Australians were shocked to read of 4 mosques across New Zealand being vandalised in the wake of the London bombings. But the way the debate on anti-terror laws is heading in Australia, it seems civil rights are the target of state-sponsored terrorism.
Leader of the Labor Opposition Kim Beazley announced a plan to enable police to cordon off entire suburbs before exercising extensive and expanded powers. These include existing powers to search and confiscate. They also include powers to round up and detain people on the basis of which suburb they reside or find themselves in.
Meanwhile, Prime Minister John Howard has introduced a raft of security laws designed to make Australians feel safer and avert a terrorist attack. His proposals will be detailed at a terrorism summit this week when he addresses State Premiers.
The new laws contain sensible measures including beefing up security at airports. They also include providing Federal Police power to fine and even imprison suspects refusing to hand over documents.
Effectively the new measures enable police to deem certain people terror suspects.
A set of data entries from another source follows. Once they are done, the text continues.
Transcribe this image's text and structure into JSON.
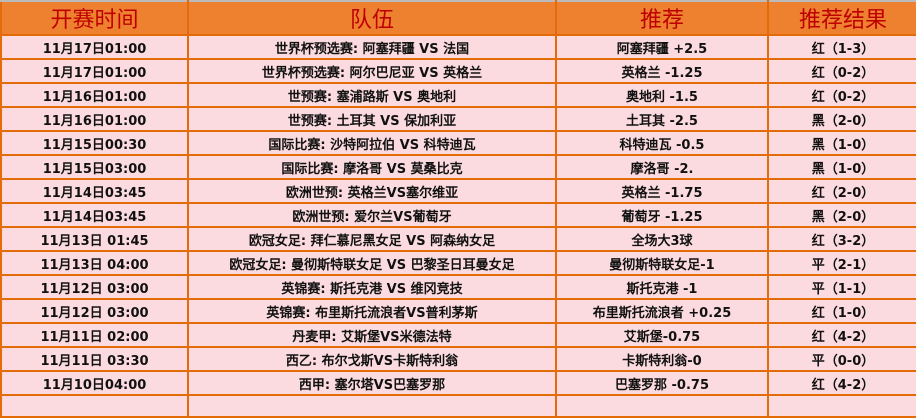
{
  "headers": [
    "开赛时间",
    "队伍",
    "推荐",
    "推荐结果"
  ],
  "rows": [
    {
      "time": "11月17日01:00",
      "match": "世界杯预选赛: 阿塞拜疆 VS 法国",
      "pick": "阿塞拜疆 +2.5",
      "result": "红（1-3）"
    },
    {
      "time": "11月17日01:00",
      "match": "世界杯预选赛: 阿尔巴尼亚 VS 英格兰",
      "pick": "英格兰 -1.25",
      "result": "红（0-2）"
    },
    {
      "time": "11月16日01:00",
      "match": "世预赛: 塞浦路斯 VS 奥地利",
      "pick": "奥地利 -1.5",
      "result": "红（0-2）"
    },
    {
      "time": "11月16日01:00",
      "match": "世预赛: 土耳其 VS 保加利亚",
      "pick": "土耳其 -2.5",
      "result": "黑（2-0）"
    },
    {
      "time": "11月15日00:30",
      "match": "国际比赛: 沙特阿拉伯 VS 科特迪瓦",
      "pick": "科特迪瓦 -0.5",
      "result": "黑（1-0）"
    },
    {
      "time": "11月15日03:00",
      "match": "国际比赛: 摩洛哥 VS 莫桑比克",
      "pick": "摩洛哥 -2.",
      "result": "黑（1-0）"
    },
    {
      "time": "11月14日03:45",
      "match": "欧洲世预: 英格兰VS塞尔维亚",
      "pick": "英格兰 -1.75",
      "result": "红（2-0）"
    },
    {
      "time": "11月14日03:45",
      "match": "欧洲世预: 爱尔兰VS葡萄牙",
      "pick": "葡萄牙 -1.25",
      "result": "黑（2-0）"
    },
    {
      "time": "11月13日 01:45",
      "match": "欧冠女足: 拜仁慕尼黑女足 VS 阿森纳女足",
      "pick": "全场大3球",
      "result": "红（3-2）"
    },
    {
      "time": "11月13日 04:00",
      "match": "欧冠女足: 曼彻斯特联女足 VS 巴黎圣日耳曼女足",
      "pick": "曼彻斯特联女足-1",
      "result": "平（2-1）"
    },
    {
      "time": "11月12日 03:00",
      "match": "英锦赛: 斯托克港 VS 维冈竞技",
      "pick": "斯托克港 -1",
      "result": "平（1-1）"
    },
    {
      "time": "11月12日 03:00",
      "match": "英锦赛: 布里斯托流浪者VS普利茅斯",
      "pick": "布里斯托流浪者 +0.25",
      "result": "红（1-0）"
    },
    {
      "time": "11月11日 02:00",
      "match": "丹麦甲: 艾斯堡VS米德法特",
      "pick": "艾斯堡-0.75",
      "result": "红（4-2）"
    },
    {
      "time": "11月11日 03:30",
      "match": "西乙: 布尔戈斯VS卡斯特利翁",
      "pick": "卡斯特利翁-0",
      "result": "平（0-0）"
    },
    {
      "time": "11月10日04:00",
      "match": "西甲: 塞尔塔VS巴塞罗那",
      "pick": "巴塞罗那 -0.75",
      "result": "红（4-2）"
    }
  ],
  "colors": {
    "header_bg": "#ee8130",
    "header_text": "#c00000",
    "row_bg": "#fbdbe0",
    "border": "#e36c09"
  }
}
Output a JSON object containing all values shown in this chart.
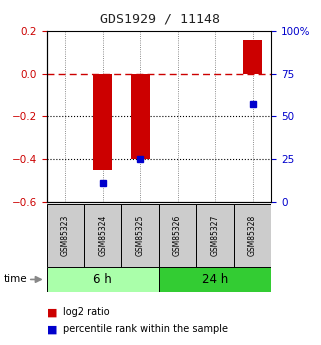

Once so deemed, persons are required to hand over just about any document which may provide clues to a terrorist attack.
So are these laws targeting persons of a particular ethno-religious background? The answer can be found in the list or organisations which the government has proscribed as terrorist organisations. Without exception, the organisations are somehow related to Muslims or Islam.
Compare this to a similar list of proscribed organisations under United States law. In his excellent terrorism primer entitled Terrorism Explained – The Facts About Terrorism and Terrorist Groups, Australian National University academic Clive Williams has provided a full list of 36 groups proscribed under US law.
The list is current as at 30 January 2003, and includes the Israeli Kahane Chai (Kach) movement, Basque group ETA and secular groups such as the Abu Nidal organisation, the Tamil Tigers and the Kurdistan Workers Party (PKK).
The Government insists that Federal Police and Australian Security Intelligence Organisation (ASIO) officers will exercise their powers with restraint and sensitivity. But Muslim Australian groups and civil libertarians are concerned about the implications of the laws for deemed terror suspects.
On August 28 2005, I had occasion to appear on the Channel Nine Sunday program’s Hypothetical moderated by Geoffrey Robertson QC. The scenario painted by Mr Robertson involved a possible terrorist attack coinciding with the Pope’s Visit for World Youth Day in 2007. A terror suspect is arrested and tortured.
The suspect provides interrogators with a tip-off that a terrorist will be attacking the pope using a machine gun and will appear from a certain government building. Police marksmen focus on the building and see someone who looks like a terrorist emerging from the building carrying what appears to be a gun. The suspect is shot dead.
On what basis was the person deemed a terrorist? In what way did he fit the terrorist profile? What makes the police think that the man looks like a terrorist?
Apart from Mr Robertson and myself, none of the panel saw any problem with the notion of a person having a certain appearance before being deemed a terrorist and treated accordingly. The panel included a judge, 3 senior politicians, police and intelligence officials, senior editors of mainstream media and a former State Governor.
As it turned out, the terror suspect was a contract cleaner from a local Australian family of Turkish background. His alleged weapon was in fact a vacuum cleaner. Yet the fact that a Turkish Australian whose family had probably been living in Australia since the 1960’s could be deemed a terrorist makes the new laws all the more frightening for local Muslims.
In an environment where no non-Muslim terrorist group has been proscribed, where Federal Government backbenchers are calling for headscarves to be banned and where police, politicians and the media make presumptions on a terrorist’s appearance, it seems Muslims and civil libertarians have every reason to be worried.
But it isn’t just observant or practising Muslims who may be targeted. Two examples will illustrate this. In both cases, names and details have been changed to protect anonymity.
Jane never met her Indonesian Muslim father. Despite growing up in Brisbane with her Dutch mother, she retained her distinctly Indonesian Muslim surname, an abbreviation of a common Arabic surname. Jane has brown skin and black hair.
Sita has dark brown skin and European features. Her mother is Indian Hindu and her father is Anglo-Australian. Sita has often been confused for being Pakistani, Lebanese or Iranian.
If either Jane or Sita had been the person walking out of the building carrying a vacuum cleaner, they would have equal chance of being profiled by police marksmen and shot dead.
Arab and Muslim names and culture have permeated almost every aspect of Australian life. The Governor of New South Wales Professor Marie Bashir shares a surname with an Indonesian imam believed to be responsible for the 2002 Bali bombings. Yet popularly held ignorance about ethno-religious differences and similarities and the lack of safeguards for civil liberties in proposed laws does give Muslim Australians reason to be alert and alarmed.
The author is a Sydney lawyer whose practises in employment and human rights law.